Bendición y esperanza #
Yo os bendigo, hijos, y pido de nuevo a la Santísima Virgen que llegue hasta vosotros, que recibáis el consuelo que Ella quiere brindaros y que unidas vuestras manos con las suyas, veáis ese propio sepulcro vuestro, el de vuestro cuerpo enfermo, del cual queremos y esperamos que se remueva la piedra que lo oculta para que brote otra vez la salud en vuestro organismo, para que recobréis vuestras fuerzas, para que sigáis viviendo con la alegría y la paz que Dios quiere conceder a sus hijos y para que, si esto no fuera posible, no os falte nunca la sonrisa de María, Madre de todos los dolores, que os acompañará siempre, hasta que venga la definitiva resurrección de todos: la vuestra, la mía, la de todos los cristianos, sanos o enfermos, la de todos cuantos caminamos por la vida invocando al Señor, acogiéndonos a la protección de su Madre, creyendo y amando, ejercitando la paciencia y la humildad, purificándonos, dando un testimonio de lo que puede la fe cuando brota, en esas horas serias y comprometidas, de una existencia debilitada.

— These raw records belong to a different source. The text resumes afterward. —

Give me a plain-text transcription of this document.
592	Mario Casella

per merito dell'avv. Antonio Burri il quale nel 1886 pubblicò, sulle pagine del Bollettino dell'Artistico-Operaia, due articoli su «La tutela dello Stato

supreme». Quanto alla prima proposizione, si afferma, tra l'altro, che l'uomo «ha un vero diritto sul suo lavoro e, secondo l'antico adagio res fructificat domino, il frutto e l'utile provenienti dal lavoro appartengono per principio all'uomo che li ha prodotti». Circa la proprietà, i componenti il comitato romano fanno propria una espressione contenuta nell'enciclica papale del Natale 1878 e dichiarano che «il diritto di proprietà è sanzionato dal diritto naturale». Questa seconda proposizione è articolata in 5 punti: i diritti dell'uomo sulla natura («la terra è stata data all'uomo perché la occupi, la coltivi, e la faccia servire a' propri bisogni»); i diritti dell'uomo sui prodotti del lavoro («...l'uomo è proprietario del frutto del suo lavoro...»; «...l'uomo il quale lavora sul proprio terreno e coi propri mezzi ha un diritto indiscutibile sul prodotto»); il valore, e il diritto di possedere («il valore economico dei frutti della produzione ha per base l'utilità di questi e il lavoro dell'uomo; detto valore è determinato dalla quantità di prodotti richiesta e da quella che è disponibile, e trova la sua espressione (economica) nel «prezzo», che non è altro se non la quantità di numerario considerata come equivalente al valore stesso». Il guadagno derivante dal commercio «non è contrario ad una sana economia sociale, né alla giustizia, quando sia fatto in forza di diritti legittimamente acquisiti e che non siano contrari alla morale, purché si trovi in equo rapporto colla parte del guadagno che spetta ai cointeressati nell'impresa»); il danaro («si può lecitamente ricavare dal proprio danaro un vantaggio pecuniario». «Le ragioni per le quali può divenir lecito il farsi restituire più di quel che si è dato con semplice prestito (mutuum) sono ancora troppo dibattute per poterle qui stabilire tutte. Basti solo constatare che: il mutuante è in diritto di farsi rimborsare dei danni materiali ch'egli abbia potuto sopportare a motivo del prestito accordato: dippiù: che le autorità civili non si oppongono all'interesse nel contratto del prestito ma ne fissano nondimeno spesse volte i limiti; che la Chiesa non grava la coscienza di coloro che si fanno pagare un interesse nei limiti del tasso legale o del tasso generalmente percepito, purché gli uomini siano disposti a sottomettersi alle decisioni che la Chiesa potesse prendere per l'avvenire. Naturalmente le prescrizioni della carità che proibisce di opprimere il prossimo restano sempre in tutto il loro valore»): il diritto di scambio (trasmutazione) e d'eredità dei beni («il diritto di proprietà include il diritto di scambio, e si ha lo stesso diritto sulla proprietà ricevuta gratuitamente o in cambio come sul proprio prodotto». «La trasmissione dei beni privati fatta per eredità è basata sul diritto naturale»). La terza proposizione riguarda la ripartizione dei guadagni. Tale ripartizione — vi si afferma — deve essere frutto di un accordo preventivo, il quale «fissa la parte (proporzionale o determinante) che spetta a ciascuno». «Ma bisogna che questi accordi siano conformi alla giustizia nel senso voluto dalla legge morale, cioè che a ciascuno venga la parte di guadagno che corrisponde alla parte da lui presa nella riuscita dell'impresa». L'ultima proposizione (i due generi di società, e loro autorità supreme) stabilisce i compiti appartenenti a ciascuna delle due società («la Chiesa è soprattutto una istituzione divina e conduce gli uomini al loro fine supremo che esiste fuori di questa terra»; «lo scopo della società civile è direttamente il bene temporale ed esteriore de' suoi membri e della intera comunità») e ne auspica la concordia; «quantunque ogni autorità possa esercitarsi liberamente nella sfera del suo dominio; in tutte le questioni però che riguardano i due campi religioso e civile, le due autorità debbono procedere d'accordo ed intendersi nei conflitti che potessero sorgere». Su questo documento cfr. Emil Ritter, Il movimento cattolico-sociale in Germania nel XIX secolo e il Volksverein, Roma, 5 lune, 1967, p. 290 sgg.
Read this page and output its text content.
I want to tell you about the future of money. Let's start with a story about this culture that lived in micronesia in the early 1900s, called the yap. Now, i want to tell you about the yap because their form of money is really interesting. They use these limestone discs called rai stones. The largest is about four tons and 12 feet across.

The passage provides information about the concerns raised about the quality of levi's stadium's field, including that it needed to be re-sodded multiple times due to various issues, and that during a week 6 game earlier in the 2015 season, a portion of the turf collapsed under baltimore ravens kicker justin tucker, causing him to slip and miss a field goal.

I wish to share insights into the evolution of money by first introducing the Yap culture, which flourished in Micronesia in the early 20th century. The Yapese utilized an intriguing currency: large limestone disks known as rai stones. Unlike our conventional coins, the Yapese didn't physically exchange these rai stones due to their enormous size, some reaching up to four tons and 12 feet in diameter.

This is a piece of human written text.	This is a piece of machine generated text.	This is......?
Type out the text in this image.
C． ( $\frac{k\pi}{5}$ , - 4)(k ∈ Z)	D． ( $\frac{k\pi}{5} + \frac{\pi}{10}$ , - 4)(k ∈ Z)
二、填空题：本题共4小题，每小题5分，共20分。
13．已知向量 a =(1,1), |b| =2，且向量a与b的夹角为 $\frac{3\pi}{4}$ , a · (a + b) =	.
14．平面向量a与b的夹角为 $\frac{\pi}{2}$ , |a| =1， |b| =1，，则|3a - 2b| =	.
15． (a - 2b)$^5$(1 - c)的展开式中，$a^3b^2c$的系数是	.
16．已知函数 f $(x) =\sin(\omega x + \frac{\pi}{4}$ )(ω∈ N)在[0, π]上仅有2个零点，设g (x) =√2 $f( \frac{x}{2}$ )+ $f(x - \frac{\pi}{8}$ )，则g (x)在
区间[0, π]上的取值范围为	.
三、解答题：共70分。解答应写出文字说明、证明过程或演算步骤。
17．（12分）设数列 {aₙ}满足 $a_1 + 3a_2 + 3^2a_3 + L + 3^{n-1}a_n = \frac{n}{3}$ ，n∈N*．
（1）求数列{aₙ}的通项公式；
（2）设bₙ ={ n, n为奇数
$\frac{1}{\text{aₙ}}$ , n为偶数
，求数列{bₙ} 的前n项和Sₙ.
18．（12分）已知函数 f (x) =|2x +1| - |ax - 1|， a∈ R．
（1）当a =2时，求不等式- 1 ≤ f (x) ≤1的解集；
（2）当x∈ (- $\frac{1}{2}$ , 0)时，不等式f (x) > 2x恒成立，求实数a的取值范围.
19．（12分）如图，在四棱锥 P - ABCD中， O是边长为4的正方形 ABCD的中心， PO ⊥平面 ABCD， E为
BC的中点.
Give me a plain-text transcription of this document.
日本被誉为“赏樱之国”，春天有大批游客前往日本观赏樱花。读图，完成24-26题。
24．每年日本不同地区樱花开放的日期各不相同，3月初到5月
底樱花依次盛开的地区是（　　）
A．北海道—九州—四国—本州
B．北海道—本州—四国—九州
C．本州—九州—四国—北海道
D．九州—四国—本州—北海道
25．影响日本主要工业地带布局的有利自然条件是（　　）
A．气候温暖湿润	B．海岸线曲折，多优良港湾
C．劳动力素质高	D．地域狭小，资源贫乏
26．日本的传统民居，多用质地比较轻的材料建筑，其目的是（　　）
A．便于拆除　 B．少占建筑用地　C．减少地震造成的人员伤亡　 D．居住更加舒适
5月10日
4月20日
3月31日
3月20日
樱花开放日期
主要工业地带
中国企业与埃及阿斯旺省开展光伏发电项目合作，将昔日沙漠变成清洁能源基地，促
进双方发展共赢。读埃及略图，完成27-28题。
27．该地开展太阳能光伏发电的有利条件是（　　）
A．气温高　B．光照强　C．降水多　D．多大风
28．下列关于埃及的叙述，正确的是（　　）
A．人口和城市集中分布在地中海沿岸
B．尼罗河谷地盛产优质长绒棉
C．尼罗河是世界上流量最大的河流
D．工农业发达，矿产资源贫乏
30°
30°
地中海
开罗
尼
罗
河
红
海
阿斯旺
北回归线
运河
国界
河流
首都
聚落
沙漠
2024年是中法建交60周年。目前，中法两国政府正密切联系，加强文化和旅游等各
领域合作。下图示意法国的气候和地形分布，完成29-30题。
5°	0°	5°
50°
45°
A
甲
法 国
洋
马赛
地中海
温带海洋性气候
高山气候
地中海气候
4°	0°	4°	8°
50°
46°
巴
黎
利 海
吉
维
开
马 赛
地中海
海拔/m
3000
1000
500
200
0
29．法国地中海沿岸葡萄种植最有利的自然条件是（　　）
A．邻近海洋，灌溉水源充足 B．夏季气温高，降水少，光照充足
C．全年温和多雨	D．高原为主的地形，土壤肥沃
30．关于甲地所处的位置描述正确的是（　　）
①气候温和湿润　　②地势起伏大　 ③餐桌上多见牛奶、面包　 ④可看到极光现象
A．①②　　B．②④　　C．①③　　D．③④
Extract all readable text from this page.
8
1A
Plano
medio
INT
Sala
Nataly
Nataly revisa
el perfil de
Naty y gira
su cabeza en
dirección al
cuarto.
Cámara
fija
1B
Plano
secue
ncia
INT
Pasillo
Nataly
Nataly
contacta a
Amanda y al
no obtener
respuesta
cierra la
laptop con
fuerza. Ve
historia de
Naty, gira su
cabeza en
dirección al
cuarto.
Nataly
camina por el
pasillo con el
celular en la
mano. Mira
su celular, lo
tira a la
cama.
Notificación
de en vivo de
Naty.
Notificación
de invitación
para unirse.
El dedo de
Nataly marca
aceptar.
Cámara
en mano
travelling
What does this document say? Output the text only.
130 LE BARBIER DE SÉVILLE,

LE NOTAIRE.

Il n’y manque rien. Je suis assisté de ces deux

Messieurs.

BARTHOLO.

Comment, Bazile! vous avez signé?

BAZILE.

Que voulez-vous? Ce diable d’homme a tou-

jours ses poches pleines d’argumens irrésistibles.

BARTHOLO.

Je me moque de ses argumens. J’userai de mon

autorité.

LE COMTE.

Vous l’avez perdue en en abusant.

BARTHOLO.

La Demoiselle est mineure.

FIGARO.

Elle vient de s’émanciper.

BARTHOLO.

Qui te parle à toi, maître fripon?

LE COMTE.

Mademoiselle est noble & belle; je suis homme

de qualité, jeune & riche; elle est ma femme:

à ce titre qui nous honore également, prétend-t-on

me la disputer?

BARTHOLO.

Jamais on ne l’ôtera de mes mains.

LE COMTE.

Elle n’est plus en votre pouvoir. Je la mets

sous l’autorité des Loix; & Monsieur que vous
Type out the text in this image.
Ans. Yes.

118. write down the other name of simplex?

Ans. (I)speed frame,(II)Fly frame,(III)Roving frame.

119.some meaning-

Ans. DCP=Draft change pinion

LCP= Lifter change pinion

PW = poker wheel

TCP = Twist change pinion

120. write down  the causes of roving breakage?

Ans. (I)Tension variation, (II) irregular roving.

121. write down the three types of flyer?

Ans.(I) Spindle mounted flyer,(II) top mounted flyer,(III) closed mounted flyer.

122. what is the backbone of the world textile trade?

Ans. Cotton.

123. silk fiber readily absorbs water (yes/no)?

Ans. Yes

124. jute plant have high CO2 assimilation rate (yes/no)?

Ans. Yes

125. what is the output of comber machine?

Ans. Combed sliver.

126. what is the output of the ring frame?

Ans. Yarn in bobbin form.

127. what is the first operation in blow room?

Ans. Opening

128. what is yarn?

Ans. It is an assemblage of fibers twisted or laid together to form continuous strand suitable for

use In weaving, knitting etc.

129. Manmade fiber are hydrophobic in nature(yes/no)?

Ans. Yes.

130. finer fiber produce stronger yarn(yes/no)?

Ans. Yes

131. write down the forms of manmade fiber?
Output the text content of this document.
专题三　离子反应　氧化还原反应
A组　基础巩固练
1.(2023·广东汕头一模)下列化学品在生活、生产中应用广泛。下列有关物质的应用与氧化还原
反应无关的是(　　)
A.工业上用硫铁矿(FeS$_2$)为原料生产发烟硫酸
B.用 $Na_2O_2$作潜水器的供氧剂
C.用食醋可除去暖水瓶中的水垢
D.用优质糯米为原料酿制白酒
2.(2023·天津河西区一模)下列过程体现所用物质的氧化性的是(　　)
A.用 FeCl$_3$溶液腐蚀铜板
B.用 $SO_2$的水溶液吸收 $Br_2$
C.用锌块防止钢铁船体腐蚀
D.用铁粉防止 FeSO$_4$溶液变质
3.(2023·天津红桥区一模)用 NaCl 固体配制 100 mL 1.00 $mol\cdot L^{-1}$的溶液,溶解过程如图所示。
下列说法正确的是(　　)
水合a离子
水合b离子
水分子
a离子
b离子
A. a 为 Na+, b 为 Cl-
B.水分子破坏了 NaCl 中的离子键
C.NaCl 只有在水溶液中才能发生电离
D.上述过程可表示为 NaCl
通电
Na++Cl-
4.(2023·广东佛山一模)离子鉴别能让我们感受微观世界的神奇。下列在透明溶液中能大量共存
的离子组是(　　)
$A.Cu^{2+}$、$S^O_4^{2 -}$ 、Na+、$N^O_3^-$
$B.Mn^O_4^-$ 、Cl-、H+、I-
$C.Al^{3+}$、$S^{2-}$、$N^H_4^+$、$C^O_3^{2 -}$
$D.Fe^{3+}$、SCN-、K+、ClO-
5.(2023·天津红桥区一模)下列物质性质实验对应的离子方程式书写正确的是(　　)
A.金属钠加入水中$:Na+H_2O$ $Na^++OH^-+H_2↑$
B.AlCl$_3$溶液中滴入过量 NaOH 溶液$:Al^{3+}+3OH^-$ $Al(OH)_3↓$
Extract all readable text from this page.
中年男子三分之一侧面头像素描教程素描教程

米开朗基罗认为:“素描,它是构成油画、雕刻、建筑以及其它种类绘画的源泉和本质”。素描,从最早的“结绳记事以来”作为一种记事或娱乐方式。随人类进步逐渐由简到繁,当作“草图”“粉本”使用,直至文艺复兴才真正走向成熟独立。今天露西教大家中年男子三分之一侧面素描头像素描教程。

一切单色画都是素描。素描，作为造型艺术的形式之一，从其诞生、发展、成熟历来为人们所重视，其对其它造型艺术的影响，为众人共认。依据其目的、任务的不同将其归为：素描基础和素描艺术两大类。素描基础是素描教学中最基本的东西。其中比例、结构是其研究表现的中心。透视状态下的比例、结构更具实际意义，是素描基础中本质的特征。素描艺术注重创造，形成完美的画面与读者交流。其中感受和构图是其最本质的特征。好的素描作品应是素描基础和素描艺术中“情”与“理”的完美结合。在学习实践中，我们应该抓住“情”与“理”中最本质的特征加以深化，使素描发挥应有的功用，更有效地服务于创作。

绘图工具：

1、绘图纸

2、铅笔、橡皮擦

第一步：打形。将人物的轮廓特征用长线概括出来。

Tenéis más mérito que nosotros. Creer, esperar y amar cuando la enfermedad nos ha abatido, es mucho más meritorio. Eso es lo que estáis haciendo vosotros, y eso es lo que hizo la Santísima Virgen. ¡Vedla! ¡Vedla que llega hasta vosotros! Y con su sonrisa de madre os dice: ¡Hijos, no os desesperéis! Yo invoco también, con mis penas, las vuestras y quiero que de esto salga, igual que sale todos los días el rosario de vuestro dolor, el rosario de la paz, de la esperanza y del amor, que quiero que brote del cielo hacia vuestra alma, aquí en la tierra, ya ahora y siempre, y que vosotros y vuestros familiares y vuestras enfermeras y las religiosas y los médicos, todos cuantos se mueven en vuestro mundo, sepáis levantar los ojos al cielo, y al encontraros conmigo en el camino de la cruz, os encontréis también con Jesucristo, el Cristo que resucita, que nos da la vida siempre, que nos da la paz y que nos da la fortaleza para saber sufrir y esperar. Esas son las palabras que podría deciros la Santísima Virgen. Yo no os digo más. Solamente esto: os bendigo, queridos enfermos. Os bendigo en el nombre del Padre y del Hijo y del Espíritu Santo.